Caring for Leather Bags
The maintenance principles for leather bags are similar to those for shoes: regular cleaning, conditioning, and protection. The main differences are in the handling. Bags are subject to different stresses: content weight distorts the base and sides over time, and the hardware (zips, clasps) creates localised wear points. Store bags upright or stuffed with tissue paper to maintain their shape; a bag stored collapsed on a shelf will develop permanent creases.
The interior of a leather bag is often suede or fabric-lined rather than smooth leather, and should not be conditioned with leather products. Clear out the interior regularly and use a lint roller or soft brush on the lining. Pen marks on the interior lining are particularly difficult to remove; preventive use of a small internal bag for pens and cosmetics avoids the problem entirely.
When to See a Cobbler
Good shoes are worth resoling.
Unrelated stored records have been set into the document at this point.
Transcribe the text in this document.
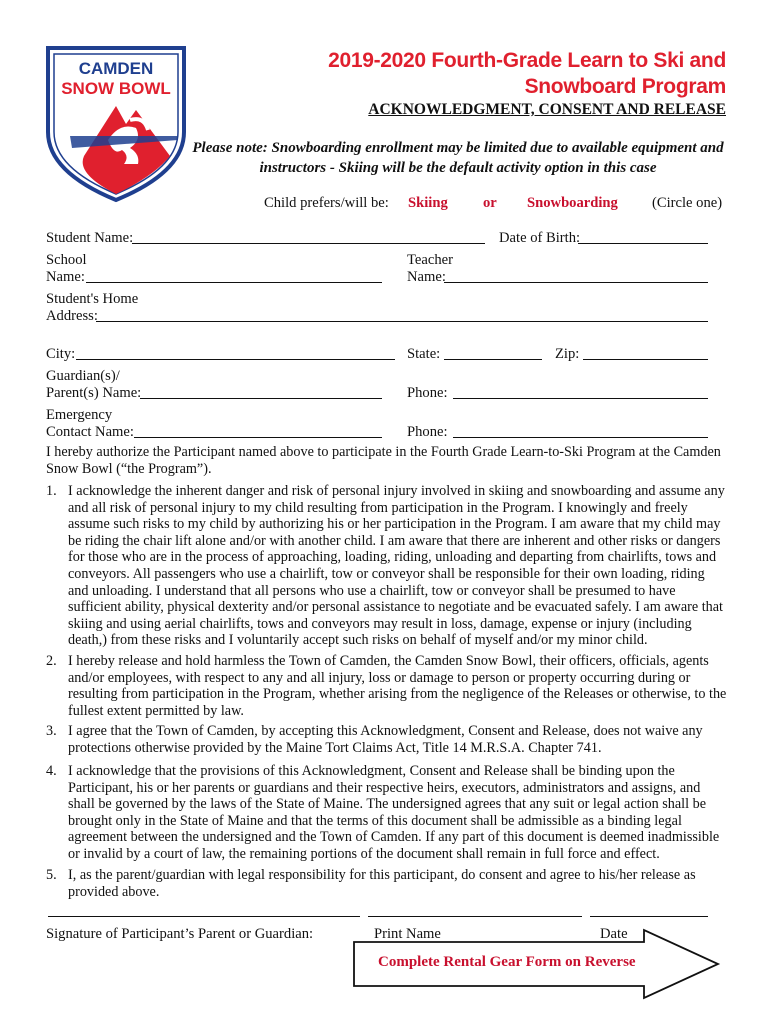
CAMDEN
SNOW BOWL
2019-2020 Fourth-Grade Learn to Ski and
Snowboard Program
ACKNOWLEDGMENT, CONSENT AND RELEASE
Please note: Snowboarding enrollment may be limited due to available equipment and
instructors - Skiing will be the default activity option in this case
Child prefers/will be: Skiing or Snowboarding (Circle one)
Student Name:	Date of Birth:
School
Name:
Teacher
Name:
Student's Home
Address:
City:	State:	Zip:
Guardian(s)/
Parent(s) Name:	Phone:
Emergency
Contact Name:	Phone:
I hereby authorize the Participant named above to participate in the Fourth Grade Learn-to-Ski Program at the Camden Snow Bowl (“the Program”).
1. I acknowledge the inherent danger and risk of personal injury involved in skiing and snowboarding and assume any and all risk of personal injury to my child resulting from participation in the Program. I knowingly and freely assume such risks to my child by authorizing his or her participation in the Program. I am aware that my child may be riding the chair lift alone and/or with another child. I am aware that there are inherent and other risks or dangers for those who are in the process of approaching, loading, riding, unloading and departing from chairlifts, tows and conveyors. All passengers who use a chairlift, tow or conveyor shall be responsible for their own loading, riding and unloading. I understand that all persons who use a chairlift, tow or conveyor shall be presumed to have sufficient ability, physical dexterity and/or personal assistance to negotiate and be evacuated safely. I am aware that skiing and using aerial chairlifts, tows and conveyors may result in loss, damage, expense or injury (including death,) from these risks and I voluntarily accept such risks on behalf of myself and/or my minor child.
2. I hereby release and hold harmless the Town of Camden, the Camden Snow Bowl, their officers, officials, agents and/or employees, with respect to any and all injury, loss or damage to person or property occurring during or resulting from participation in the Program, whether arising from the negligence of the Releases or otherwise, to the fullest extent permitted by law.
3. I agree that the Town of Camden, by accepting this Acknowledgment, Consent and Release, does not waive any protections otherwise provided by the Maine Tort Claims Act, Title 14 M.R.S.A. Chapter 741.
4. I acknowledge that the provisions of this Acknowledgment, Consent and Release shall be binding upon the Participant, his or her parents or guardians and their respective heirs, executors, administrators and assigns, and shall be governed by the laws of the State of Maine. The undersigned agrees that any suit or legal action shall be brought only in the State of Maine and that the terms of this document shall be admissible as a binding legal agreement between the undersigned and the Town of Camden. If any part of this document is deemed inadmissible or invalid by a court of law, the remaining portions of the document shall remain in full force and effect.
5. I, as the parent/guardian with legal responsibility for this participant, do consent and agree to his/her release as provided above.
Signature of Participant’s Parent or Guardian:	Print Name	Date
Complete Rental Gear Form on Reverse
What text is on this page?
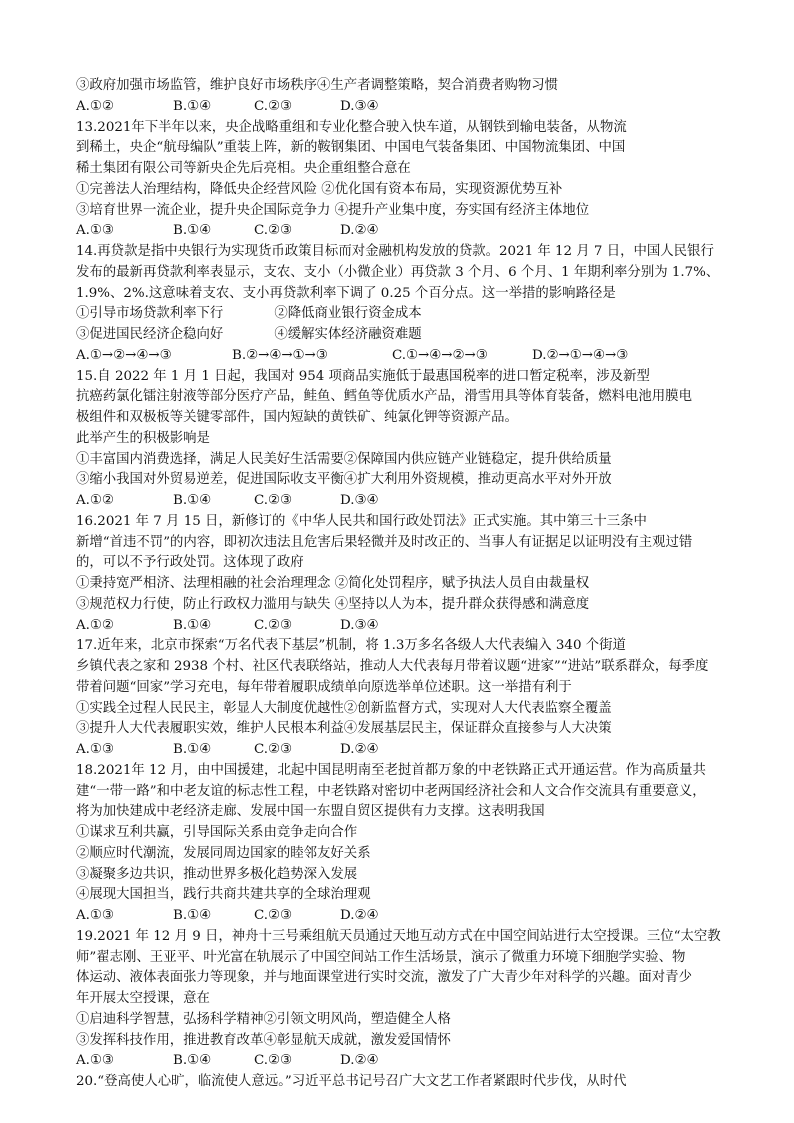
③政府加强市场监管，维护良好市场秩序④生产者调整策略，契合消费者购物习惯
A.①②	B.①④	C.②③	D.③④
13.2021年下半年以来，央企战略重组和专业化整合驶入快车道，从钢铁到输电装备，从物流
到稀土，央企“航母编队”重装上阵，新的鞍钢集团、中国电气装备集团、中国物流集团、中国
稀土集团有限公司等新央企先后亮相。央企重组整合意在
①完善法人治理结构，降低央企经营风险 ②优化国有资本布局，实现资源优势互补
③培育世界一流企业，提升央企国际竞争力 ④提升产业集中度，夯实国有经济主体地位
A.①③	B.①④	C.②③	D.②④
14.再贷款是指中央银行为实现货币政策目标而对金融机构发放的贷款。2021 年 12 月 7 日，中国人民银行
发布的最新再贷款利率表显示，支农、支小（小微企业）再贷款 3 个月、6 个月、1 年期利率分别为 1.7%、
1.9%、2%.这意味着支农、支小再贷款利率下调了 0.25 个百分点。这一举措的影响路径是
①引导市场贷款利率下行            ②降低商业银行资金成本
③促进国民经济企稳向好            ④缓解实体经济融资难题
A.①→②→④→③	B.②→④→①→③	C.①→④→②→③	D.②→①→④→③
15.自 2022 年 1 月 1 日起，我国对 954 项商品实施低于最惠国税率的进口暂定税率，涉及新型
抗癌药氯化镭注射液等部分医疗产品，鲑鱼、鳕鱼等优质水产品，滑雪用具等体育装备，燃料电池用膜电
极组件和双极板等关键零部件，国内短缺的黄铁矿、纯氯化钾等资源产品。
此举产生的积极影响是
①丰富国内消费选择，满足人民美好生活需要②保障国内供应链产业链稳定，提升供给质量
③缩小我国对外贸易逆差，促进国际收支平衡④扩大利用外资规模，推动更高水平对外开放
A.①②	B.①④	C.②③	D.③④
16.2021 年 7 月 15 日，新修订的《中华人民共和国行政处罚法》正式实施。其中第三十三条中
新增“首违不罚”的内容，即初次违法且危害后果轻微并及时改正的、当事人有证据足以证明没有主观过错
的，可以不予行政处罚。这体现了政府
①秉持宽严相济、法理相融的社会治理理念 ②简化处罚程序，赋予执法人员自由裁量权
③规范权力行使，防止行政权力滥用与缺失 ④坚持以人为本，提升群众获得感和满意度
A.①②	B.①④	C.②③	D.③④
17.近年来，北京市探索“万名代表下基层”机制，将 1.3万多名各级人大代表编入 340 个街道
乡镇代表之家和 2938 个村、社区代表联络站，推动人大代表每月带着议题“进家”“进站”联系群众，每季度
带着问题“回家”学习充电，每年带着履职成绩单向原选举单位述职。这一举措有利于
①实践全过程人民民主，彰显人大制度优越性②创新监督方式，实现对人大代表监察全覆盖
③提升人大代表履职实效，维护人民根本利益④发展基层民主，保证群众直接参与人大决策
A.①③	B.①④	C.②③	D.②④
18.2021年 12 月，由中国援建，北起中国昆明南至老挝首都万象的中老铁路正式开通运营。作为高质量共
建“一带一路”和中老友谊的标志性工程，中老铁路对密切中老两国经济社会和人文合作交流具有重要意义，
将为加快建成中老经济走廊、发展中国一东盟自贸区提供有力支撑。这表明我国
①谋求互利共赢，引导国际关系由竞争走向合作
②顺应时代潮流，发展同周边国家的睦邻友好关系
③凝聚多边共识，推动世界多极化趋势深入发展
④展现大国担当，践行共商共建共享的全球治理观
A.①③	B.①④	C.②③	D.②④
19.2021 年 12 月 9 日，神舟十三号乘组航天员通过天地互动方式在中国空间站进行太空授课。三位“太空教
师”翟志刚、王亚平、叶光富在轨展示了中国空间站工作生活场景，演示了微重力环境下细胞学实验、物
体运动、液体表面张力等现象，并与地面课堂进行实时交流，激发了广大青少年对科学的兴趣。面对青少
年开展太空授课，意在
①启迪科学智慧，弘扬科学精神②引领文明风尚，塑造健全人格
③发挥科技作用，推进教育改革④彰显航天成就，激发爱国情怀
A.①③	B.①④	C.②③	D.②④
20.“登高使人心旷，临流使人意远。”习近平总书记号召广大文艺工作者紧跟时代步伐，从时代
The point at which a leather sole should be repaired is before it wears through to the welt — the point of attachment between the upper and the sole. Once the welt is damaged, resoling is more expensive and the structural integrity of the shoe is compromised. A cobbler can also replace heels, re-stitch separating soles, remove scuffs that home care cannot address, and restore badly cracked leather in many cases. The cost of a resole and heel replacement is a fraction of the cost of a replacement pair, and a good pair of leather shoes can be resoled multiple times with proper care.